Das gegenständliche Kostenbeitragsmodell ist - wie das revisionswerbende Finanzamt aufzeigt - nicht darauf ausgerichtet, Kostenbeiträge der Dienstnehmer in einer Höhe zu bemessen, die das Vorliegen eines im Dienstverhältnis begründeten geldwerten Vorteiles ausschließen würden.

 

Die vom BFG angestellten Erwägungen stehen im Übrigen auch in Widerspruch zu den Ausführungen des VfGH im Beschluss vom 9. Juni 2016, E 110/2016. Der VfGH hat zur Versagung des Pendlerpauschales bei gleichzeitigem Ansatz eines Sachbezugs ausgeführt, im Rahmen einer Durchschnittsbetrachtung sei davon auszugehen, dass jenen Arbeitnehmern, denen für den Arbeitsweg ein arbeitgebereigenes Kfz zur Verfügung stehe, geringere Aufwendungen erwachsen, da die laufenden Kosten für den Betrieb idR vom Arbeitgeber getragen würden.
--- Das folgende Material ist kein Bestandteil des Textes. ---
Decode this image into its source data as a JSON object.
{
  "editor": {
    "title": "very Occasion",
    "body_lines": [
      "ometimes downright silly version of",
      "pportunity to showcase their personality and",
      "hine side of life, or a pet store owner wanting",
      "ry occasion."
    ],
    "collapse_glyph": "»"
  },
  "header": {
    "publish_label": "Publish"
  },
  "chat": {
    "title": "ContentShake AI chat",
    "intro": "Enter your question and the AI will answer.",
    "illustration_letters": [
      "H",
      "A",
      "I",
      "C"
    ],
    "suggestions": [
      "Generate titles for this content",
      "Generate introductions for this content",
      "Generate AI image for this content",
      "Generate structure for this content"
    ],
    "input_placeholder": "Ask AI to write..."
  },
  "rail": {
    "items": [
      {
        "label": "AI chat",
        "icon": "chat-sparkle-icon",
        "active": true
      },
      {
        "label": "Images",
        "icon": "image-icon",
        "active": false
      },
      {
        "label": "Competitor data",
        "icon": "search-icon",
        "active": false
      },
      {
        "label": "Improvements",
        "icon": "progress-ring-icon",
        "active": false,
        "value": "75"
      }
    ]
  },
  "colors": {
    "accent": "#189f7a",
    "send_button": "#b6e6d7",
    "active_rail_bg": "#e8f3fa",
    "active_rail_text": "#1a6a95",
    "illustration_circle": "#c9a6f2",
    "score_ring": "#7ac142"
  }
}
Vor dem Hintergrund der stRsp zur Zulässigkeit von Pauschalierungen lasse sich eine Gleichheitswidrigkeit oder die Verletzung in einem anderen verfassungsgesetzlich gewährleisteten Recht als so wenig wahrscheinlich erkennen, dass die Beschwerde keine hinreichende Aussicht auf Erfolg habe.

 

Der VfGH hat demnach die Behandlung einer Beschwerde abgelehnt, in der geltend gemacht wurde, dass durch den Ansatz eines Sachbezuges für die private Kfz-Nutzung bereits eine völlige Gleichstellung mit jenen Arbeitnehmern erreicht werde, denen dieser Vorteil aus dem Dienstverhältnis nicht zukomme. Er teilte daher die vom BFG vertretene Auffassung, wonach der ausschließlich an den Anschaffungskosten des arbeitgebereigenen Fahrzeuges anknüpfende Sachbezugswert in einer Durchschnittsbetrachtung auch die laufenden Kosten für den Betrieb des Fahrzeuges abdeckt, nicht.